Saturday, August 12, 2006

Liz! Your Ankle Looks Like A Super-Sized Burito!

Dear Blog reader,

Because of my job, I will not take ANY medication that is not explicitly for me. No script, no meds. Crippling back pain? Kim offers me a muscle relaxer? NOPE. I'll be having a Tylenol. Extreme stomach cramping? Mom offers me a prescriptive Imodium? NOPE. Pepto and crossed fingers. Right arm severed in a tractor accident? Aspirin. I won't even sit in the upper balcony at concerts for fear I might inhale someone's second hand pot smoke. I'm very serious about this.

Last week I managed to inexplicably sprain my ankle. Crippled like you wouldn't believe, I have been to 4 doctors and (although I think this is overkill) had x-rays, an MRI, and and an orthopedic specialist examine my ankle. Although I think I would have done just as well going to a witch doctor (they don't know how or why or what for certain) the one thing I thought would be a plus through all of this is my very first prescription for pain medication in nearly 5 years. YEE HAW! Let me testify something for you right now: They don't make drugs like they used to.

I hobbled into the house from the car and got all set up for what I thought would be a trip straight out of '94. I propped my pillows up, got my ice pack, fixed a cold glass of water, turned the TV onto Magnum PI, had a magazine handy, peed so I wouldn't have to get up for hours.... I set the stage for this hallucinogenic voyage. Giddy! I was actually giddy!!!

Imagine my disappointment when all the medication did was relieve the pain. What happened to the good ole days when someone would score some expired meds out of grandma's cabinet and we'd all pop a pill and be off in la-la land? What was grandma taking that I'm not getting? What gives these doctors the right to give me a proper dosage when what I was so looking forward to was a mental vacation?

So, one day when I knew I couldn't walk- I mean, if the house caught fire, I would simply crisp because I couldn't move- I took 2 pills within an hour of each other. THIS will do it, I thought! All it really did was erase my memory. I didn't feel like I was floating above the couch. I didn't want to put on a Pink Floyd album and zone, I didn't note the grooviness of the curtains. It was LAME and made my stomach hurt. What I DID do is go to Overstock.com and buy a butt load of stuff I don't need. That's been a treat! I've been getting packages all week that contain items I do not recall ordering.

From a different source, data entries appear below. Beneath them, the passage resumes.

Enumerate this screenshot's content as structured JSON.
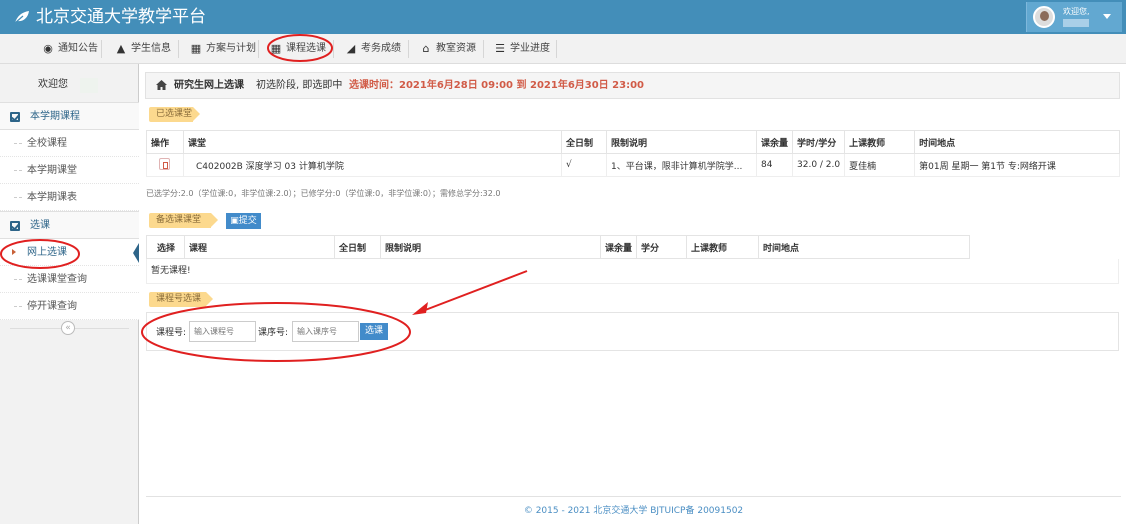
{
  "app": {
    "title": "北京交通大学教学平台"
  },
  "user": {
    "greeting": "欢迎您,"
  },
  "nav": {
    "items": [
      {
        "label": "通知公告",
        "icon": "globe-icon"
      },
      {
        "label": "学生信息",
        "icon": "graduation-cap-icon"
      },
      {
        "label": "方案与计划",
        "icon": "calendar-icon"
      },
      {
        "label": "课程选课",
        "icon": "calendar-icon"
      },
      {
        "label": "考务成绩",
        "icon": "area-chart-icon"
      },
      {
        "label": "教室资源",
        "icon": "bank-icon"
      },
      {
        "label": "学业进度",
        "icon": "list-icon"
      }
    ]
  },
  "sidebar": {
    "welcome": "欢迎您",
    "groups": [
      {
        "label": "本学期课程",
        "items": [
          "全校课程",
          "本学期课堂",
          "本学期课表"
        ]
      },
      {
        "label": "选课",
        "items": [
          "网上选课",
          "选课课堂查询",
          "停开课查询"
        ]
      }
    ],
    "active_item": "网上选课"
  },
  "breadcrumb": {
    "title": "研究生网上选课",
    "stage": "初选阶段, 即选即中",
    "time": "选课时间：2021年6月28日 09:00 到 2021年6月30日 23:00"
  },
  "selected": {
    "ribbon": "已选课堂",
    "headers": [
      "操作",
      "课堂",
      "全日制",
      "限制说明",
      "课余量",
      "学时/学分",
      "上课教师",
      "时间地点"
    ],
    "rows": [
      {
        "course": "C402002B 深度学习 03 计算机学院",
        "fulltime": "√",
        "limit": "1、平台课，限非计算机学院学...",
        "remain": "84",
        "hours": "32.0 / 2.0",
        "teacher": "夏佳楠",
        "time": "第01周 星期一 第1节 专:网络开课"
      }
    ],
    "summary": "已选学分:2.0（学位课:0，非学位课:2.0）；已修学分:0（学位课:0，非学位课:0）；需修总学分:32.0"
  },
  "candidate": {
    "ribbon": "备选课课堂",
    "submit": "提交",
    "headers": [
      "选择",
      "课程",
      "全日制",
      "限制说明",
      "课余量",
      "学分",
      "上课教师",
      "时间地点"
    ],
    "empty": "暂无课程!"
  },
  "search": {
    "ribbon": "课程号选课",
    "course_label": "课程号:",
    "course_placeholder": "输入课程号",
    "section_label": "课序号:",
    "section_placeholder": "输入课序号",
    "button": "选课"
  },
  "footer": {
    "text": "© 2015 - 2021 北京交通大学 BJTUICP备 20091502"
  },
  "colors": {
    "header": "#438eb9",
    "accent": "#2e6589",
    "danger": "#d15b47",
    "ribbon": "#fcd98e",
    "annotation": "#e02020"
  }
}
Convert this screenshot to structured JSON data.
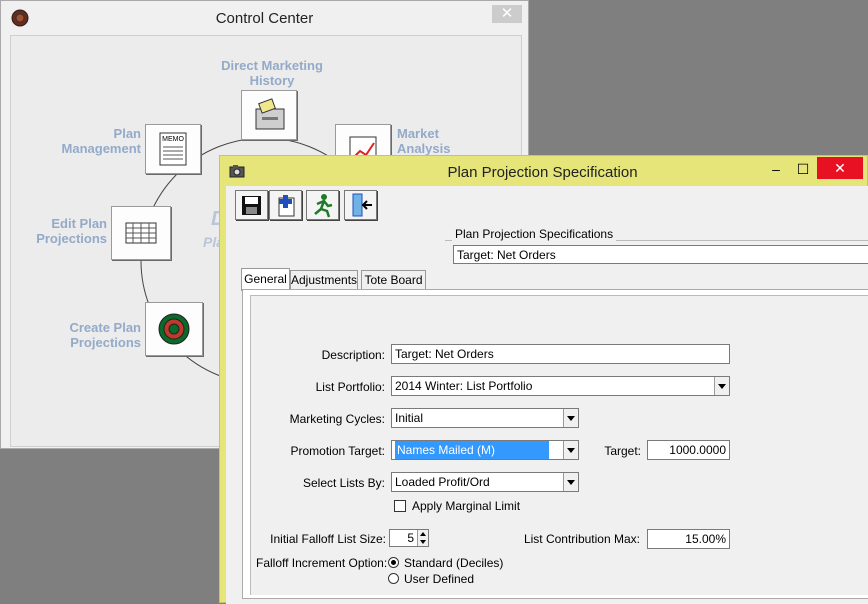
{
  "control_center": {
    "title": "Control Center",
    "close_glyph": "✕",
    "labels": {
      "direct_marketing_history": "Direct Marketing\nHistory",
      "market_analysis": "Market\nAnalysis",
      "plan_management": "Plan\nManagement",
      "edit_plan_projections": "Edit Plan\nProjections",
      "create_plan_projections": "Create Plan\nProjections"
    },
    "center_text_1": "D",
    "center_text_2": "Pla",
    "memo_text": "MEMO"
  },
  "plan_window": {
    "title": "Plan Projection Specification",
    "minimize_glyph": "–",
    "maximize_glyph": "☐",
    "close_glyph": "✕",
    "specs_group_label": "Plan Projection Specifications",
    "specs_value": "Target: Net Orders",
    "tabs": [
      "General",
      "Adjustments",
      "Tote Board"
    ],
    "form": {
      "description_label": "Description:",
      "description_value": "Target: Net Orders",
      "list_portfolio_label": "List Portfolio:",
      "list_portfolio_value": "2014 Winter:  List Portfolio",
      "marketing_cycles_label": "Marketing Cycles:",
      "marketing_cycles_value": "Initial",
      "promotion_target_label": "Promotion Target:",
      "promotion_target_value": "Names Mailed (M)",
      "target_label": "Target:",
      "target_value": "1000.0000",
      "select_lists_by_label": "Select Lists By:",
      "select_lists_by_value": "Loaded Profit/Ord",
      "apply_marginal_limit_label": "Apply Marginal Limit",
      "initial_falloff_label": "Initial Falloff List Size:",
      "initial_falloff_value": "5",
      "list_contribution_label": "List Contribution Max:",
      "list_contribution_value": "15.00%",
      "falloff_increment_label": "Falloff Increment Option:",
      "option_standard": "Standard (Deciles)",
      "option_user_defined": "User Defined"
    }
  },
  "colors": {
    "plan_titlebar": "#e6e57a",
    "close_red": "#e81123",
    "label_blue": "#93aac9",
    "selection_blue": "#3399ff"
  }
}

At least I know I have excellent taste, even when under the influence of weak pain medication.

1 comment:

Killer said...

It is good to see you up blogging again. Maybe you have been too hopped up on pain pills to write anything.
Maybe you should just go ahead and gobble up about five all at once. Rush Limbaugh is double that, many times a day, and he did not get into trouble. Why would you.